Blood donors’ behaviour towards blood donation is not easily predictable and can be considered a stochastic random variable. A four-state Markov chain technique was defined and adopted in this study. The transition probabilities of blood donation within the four identified states, viz: new, regular, occasional, and lapsed donors were used to making further inferences about the dynamics in blood donation in Harare, Zimbabwe.

Objectives:

The paper presents a four-state Discrete Time Markov Chain (DTMC) model in analysing the changes in blood donation status over the four-year study period.

Methodology:

A transition probabilities matrix was developed and parameters estimated using the maximum likelihood method and two other approaches, and inferences were made based on the resultant transition matrix.

Results:

About 56% of new donors made at least one repeat donation and became regular donors within the first year, and the numbers gradually declined with time, whilst the lapsed donors increased from 35.6% in the second year to 55.6% in year 4. The long-run probabilities tell the same, with 80.9% of blood donations becoming lapsed in the long run.
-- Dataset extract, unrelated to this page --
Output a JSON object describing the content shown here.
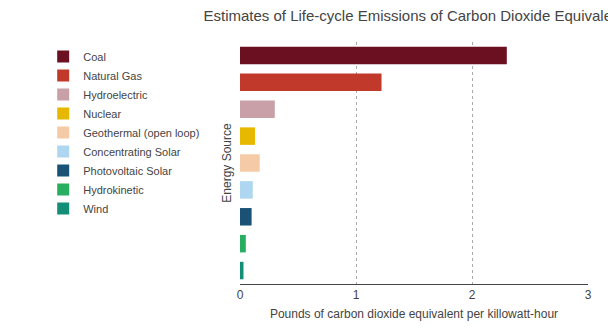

Depending on the current state of donation, new or regular donations will likely move to the regular donation state in the following time step (year). On the other end, occasional and lapsed donations have a higher probability of entering the lapsed donation state in the following time step (year).

Conclusion:

The paper provides useful insights into the Markovian transition probabilities among the blood donation states, and this has implications on future blood donors’ pool and blood bank inventory in Zimbabwe. The decline in the number of donors who make repeat donations is a worrisome trend since regular donations are the lifeline of any blood service centre.

Keywords: Discrete-time markov chains, Transition probability matrix, Steady state probabilities, Transition graph, First passage time, Blood donors.